Supposedly I am in the age group that is less likely to get the infection. However I am also a great example of the fact that even if you don’t “fit” the profile you can still get the disease. By this age graph, since I am in the 50 – 64 age group, I should not be at high risk however it is safe to say that my risk was 100%, since I have it.
How Do I Feel Once I Get It?
The short answer is not very well. Fever, cough, shortness of breath and muscle pain are typical of the illness. On a personal basis, I was lucky enough to have all of those and the cough and muscle pain (from my observation of myself and my son) take the longest to clear up. This chart shows the common symptoms for those people who have been hospitalized for the illness, according to the CDC.
|Shortness of Breath||145 (54%)|
|Myalgias (Muscle Pains)||96 (36%)|
|Rhinorrhea (Runny Nose)||96 (36%)|
|Sore Throat||84 (31%)|
Looking at the Data
Every week, the CDC sends out an update on the course of H1N1 from around the country. The most recent from yesterday, describes a picture of increasing hospitalizations, increasing deaths and widespread activity in 48 states. However even this may be understated. An article that was published on the Internet by researchers at the CDC and at Harvard looked at the cases of reported H1N1 and then tried to determine through mathematical models, whether that accurately reflected the number of cases that were being seen. Their answer was stated in the article:
“Through July 2009, a total of 43,677 laboratory-confirmed cases of influenza A pandemic (H1N1) 2009 were reported in the United States, which is likely a substantial underestimate of the true number. Correcting for under-ascertainment using a multiplier model, we estimate that 1.8 million–5.7 million cases occurred, including 9,000–21,000 hospitalizations.”
Since then, according to the CDC, the number of cases has actually increased with 17,838 hospitalizations and 672 deaths documented that are related to the H1N1 infection thus far.
What About the Vaccine?
All available data shows it works. Get it if you can! The problem for most people is that the vaccine is in short supply and it may also be too late for the bulk of the population. The illness appears to be peaking now rather than later in the season as is typical for the usual seasonal flu. Thus far, (as of Nov 5), 26 million doses have been shipped while 36 million doses are needed just for the high risk groups (and I don’t fit into that group). The government has taken the lead in managing supply of the drug. They have not done a stellar job however it is hard to criticize as I don’t know that it was possible to do a stellar job under these circumstances.

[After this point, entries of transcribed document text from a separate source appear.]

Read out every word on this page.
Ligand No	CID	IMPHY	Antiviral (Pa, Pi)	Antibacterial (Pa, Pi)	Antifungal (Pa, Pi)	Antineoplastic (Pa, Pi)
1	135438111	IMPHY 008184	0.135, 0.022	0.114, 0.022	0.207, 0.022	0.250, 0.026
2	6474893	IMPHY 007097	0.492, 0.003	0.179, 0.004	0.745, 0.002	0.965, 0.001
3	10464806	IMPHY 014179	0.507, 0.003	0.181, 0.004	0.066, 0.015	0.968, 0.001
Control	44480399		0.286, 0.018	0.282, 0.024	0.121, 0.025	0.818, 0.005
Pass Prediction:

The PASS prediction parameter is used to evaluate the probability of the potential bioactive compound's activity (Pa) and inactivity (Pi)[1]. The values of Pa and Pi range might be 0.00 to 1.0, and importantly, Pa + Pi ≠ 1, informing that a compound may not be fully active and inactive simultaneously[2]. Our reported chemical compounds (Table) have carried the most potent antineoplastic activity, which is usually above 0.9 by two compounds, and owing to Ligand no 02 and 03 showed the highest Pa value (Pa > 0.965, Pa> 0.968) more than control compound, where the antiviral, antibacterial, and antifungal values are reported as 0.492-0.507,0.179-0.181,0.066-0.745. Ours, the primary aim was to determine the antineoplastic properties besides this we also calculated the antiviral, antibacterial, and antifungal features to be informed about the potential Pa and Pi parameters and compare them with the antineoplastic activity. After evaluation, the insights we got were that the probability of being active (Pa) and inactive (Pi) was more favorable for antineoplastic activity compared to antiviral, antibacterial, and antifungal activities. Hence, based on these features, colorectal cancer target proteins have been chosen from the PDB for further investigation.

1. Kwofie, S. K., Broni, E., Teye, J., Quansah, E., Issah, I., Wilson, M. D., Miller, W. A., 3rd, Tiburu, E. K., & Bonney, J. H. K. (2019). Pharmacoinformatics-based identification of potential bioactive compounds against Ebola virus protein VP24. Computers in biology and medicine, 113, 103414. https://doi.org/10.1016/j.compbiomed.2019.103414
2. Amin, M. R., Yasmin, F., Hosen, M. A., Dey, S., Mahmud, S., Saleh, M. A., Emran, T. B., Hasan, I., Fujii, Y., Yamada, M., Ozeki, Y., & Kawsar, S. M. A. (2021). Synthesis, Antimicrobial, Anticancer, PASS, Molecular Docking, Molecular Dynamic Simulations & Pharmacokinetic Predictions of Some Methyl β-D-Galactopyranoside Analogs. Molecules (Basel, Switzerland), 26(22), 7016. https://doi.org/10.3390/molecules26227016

Try not to get sick while understanding that a large part is out of your control, unless you can become a true hermit until the epidemic is over. If you do get sick, don’t be like me and see your doctor early to potentially take an anti-viral agent, such as Tamiflu early. I toughed it out and should not have. I will get back to my usually medical article review and commentary as soon as the coughing stops.